4月26日に投票が行われる統一地方選挙の後半戦が、19日に告示された。ツイッターには20日の月曜日から「選挙カーがうるさい」といった苦情の声があがっている。

「まじで選挙カーうるせえ。オフィスの前で演説はじめやがった」
「普通にさぁ、オフィス街なんだよ。何を絶叫しとんだ?」

東京では11区で区長選が、21区で区議会議員選挙が行われる。オフィス街のある千代田区中央区新宿区も入っており、仕事中に気が散ってしまう人も多いようだ。

「エブリデイ夜勤の人もいてんやぞ」

公職選挙法では、朝8時から夜20時まで選挙カーを使った活動が認められている。そのため、この日の朝は選挙カーに起こされた人もいた。

「具合悪くて寝てたのに選挙カーに起こされた…」
「朝から、選挙カーの騒音に起こされた上に、選挙カーの撥ねた水しぶきを思いっきりかけられていいことない」

月曜休みの人もおり、「選挙カーがうるさい。朝の8:10には近くを走られた…。休みの日ぐらい寝かしてー!」という声も。さらに辛いのは夜中に働き、昼間は寝ている人たちだ。

「エブリデイ夜勤の人もいてんやぞ。 普通の人かて夜中2時に選挙カー来たらブチギレでしょうよ」

作家でビジネスコンサルタント大石哲之氏は、住宅地を通る選挙カーに「うるさいのでやめてくれ」と注意したが無視されたと憤る内容をブログに書いている。

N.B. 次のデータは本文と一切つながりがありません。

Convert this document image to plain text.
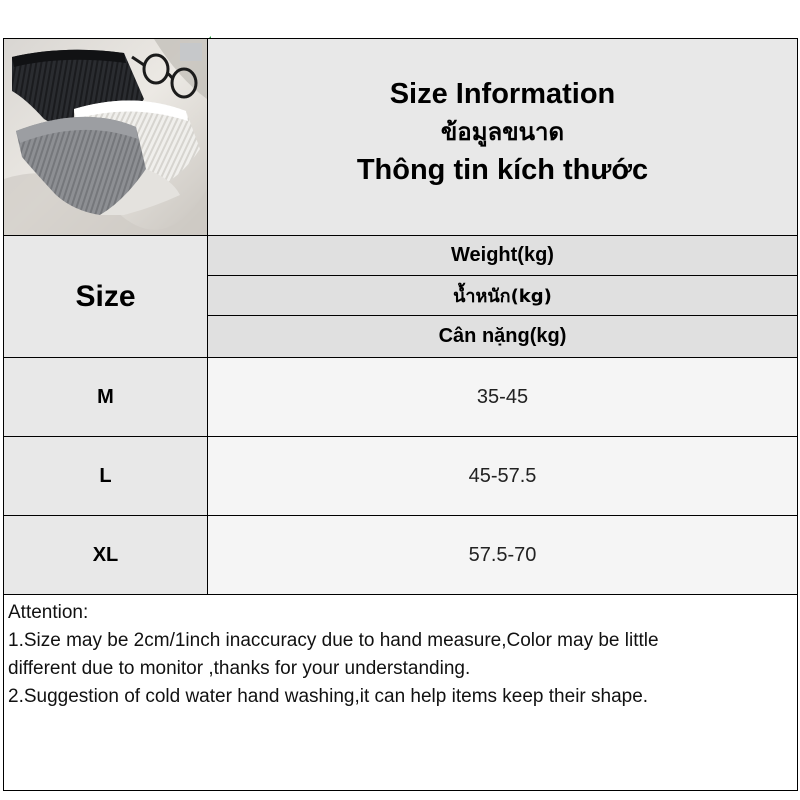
Size Information
ข้อมูลขนาด
Thông tin kích thước
Size
Weight(kg)
น้ำหนัก(kg)
Cân nặng(kg)
M	35-45
L	45-57.5
XL	57.5-70

Attention:

1.Size may be 2cm/1inch inaccuracy due to hand measure,Color may be little

different due to monitor ,thanks for your understanding.

2.Suggestion of cold water hand washing,it can help items keep their shape.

「こんなことをするのは私くらいなもので、そして相手も無視するのが普通だが、何としてでも、何回でも、注意して、やめてもらうように要請する。選挙期間中、たった一人でもやり続けるつもりだ」

選挙カーは「逆効果」だと感じる人、73%

ネットには住宅街以外にも、オフィス街での選挙活動には特に意味がない、と指摘する声も出る。都心のオフィスで働くサラリーマンは郊外の住宅街から通う人が多く、投票にはつながらないというのだ。

まさに非難轟々の選挙カー。候補者の方は、自分の名前を少しでも多くの有権者に覚えてもらいたい、という思いで候補者名を連呼しているのかも知れないが、果たして本当に意味はあるのだろうか。

ヤフーニュースが2007年に行った意識調査で、興味深いものがあった。「選挙カーでの名前連呼は効果あり?」というもので、「効果あり」と回答したのは7.9%。約2万1000票のうち、わずか1700票だった。一方、「逆効果」という回答は、約1万5000票で72.8%。大半の人が効果はないと思っていることがうかがえる。

今回の統一地方選でも、早朝の選挙カーの使用を控える動きも出てきている。産経新聞によると、12日に投開票が行われた熊本市議選では、西区から立候補した6人が選挙カーの使用時間を朝9時から夜18時に短縮することで合意。夜勤で働いている人など、市民生活が多様化していることを配慮してのことだという。

ニート候補者「選挙カーより選挙公報の充実を」

一方、12日の千葉市議選で落選した「ニート候補者」の上野竜太郎氏(25)は選挙カーの費用に税金が使われていることを疑問視し、自身は自転車で各地を回った。

上野氏のツイッターによると、候補者は運転手や車代、燃料代など選挙カーに関する費用40~50万円を税金で賄うことができる。しかし、「有権者が投票の際に何を参考にしたか」という調査で選挙カーが上位に入ることはなく、1位は選挙公報だという。

そのため、「選挙カーなんかに税金を使う位なら、そのお金で選挙公報のサイズを大きくしたら良いのではないでしょうか。スーパーのチラシですらアレよりカラフルでアレより大きいのに」と提言していた。

選挙カーの使用を問題とした運動は、2011年にもあったようだ。「NO!選挙カー推進ネットワーク」という団体が「1、選挙中に使用する車に据付スピーカーを設置しない」「2、選挙中に使用する車中より音声を発しない」「3、運転手代、ガソリン代など選挙カーに適用される公費負担を請求しない」という公約を掲げ、東京都の地方議会議員候補を中心に64人もの参加者を集めた。